En raison du couple élevé des moteurs électriques, les pneumatiques peuvent également s’user plutôt rapidement si le conducteur est un peu trop enthousiaste. Une variable dont il faut tenir compte dans le budget d’entretien. Cela dit, M. Henry mentionne que si la conduite est douce, l’usure prématurée de la bande de roulement peut être évitée.

Finalement, le formateur est d’avis qu’il est nécessaire d’appliquer un bon traitement antirouille pour préserver l’état du véhicule, malgré ce qu’en disent les constructeurs.

Aucun manufacturier ne va recommander de traitement antirouille, parce qu’ils ne savent pas quels produits les garages utilisent […]. Mais maintenant, il existe des produits spécifiques aux voitures électriques.
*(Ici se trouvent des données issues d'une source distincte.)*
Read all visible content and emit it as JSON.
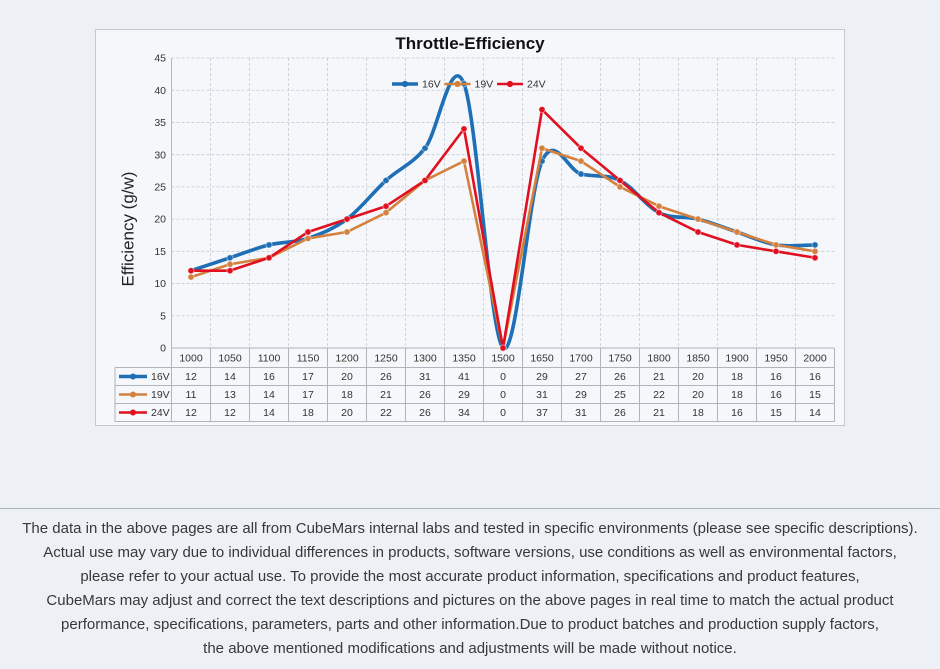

Pierre Henry, formateur à l’Atelier branché

M. Henry souligne que les bons ateliers vont aller jusqu’à déboulonner la batterie à haute tension pour effectuer le traitement antirouille.

La batterie à haute tension réellement problématique ?

Élément essentiel au bon fonctionnement d’un véhicule électrique, la batterie à haute tension fait souvent les manchettes en raison des multiples annonces en lien avec la filière québécoise promise. Elle est aussi source de questionnements depuis ses balbutiements en raison de ses coûts de remplacement très élevés.

Pierre Henry se veut néanmoins rassurant sur sa longévité. « C’est impressionnant de voir à quel point les batteries ne s’usent pas », souligne avec enthousiasme le formateur, qui précise que seules les Nissan Leaf peuvent souffrir d’une dégradation plus rapide en raison de leur système de refroidissement à air. Un problème plus marqué si le véhicule a passé la majeure partie de son temps dans un climat chaud.

M. Henry précise par ailleurs ne pas constater d’usure prématurée des batteries en lien avec les recharges rapides : « Je ne suis pas inquiet […], c’est un faux débat. » Il estime qu’une batterie normale perd en moyenne de « 2 à 3 % » de sa capacité de charge par année tout en avançant qu’elle « va souvent faire la vie de la voiture ». Pour appuyer cette affirmation, il détaille les garanties généreuses de bien des constructeurs.

Dernier conseil, et non le moindre : n’hésitez pas à vous informer et à suivre les recommandations des spécialistes spécifiques à votre modèle pour prolonger la durée de vie de votre – coûteux – achat. Il y a certainement bien des avantages à faire la transition vers l’électrique, mais cela doit s’accompagner invariablement d’un entretien rigoureux pour boucler ces kilomètres silencieux avec quiétude.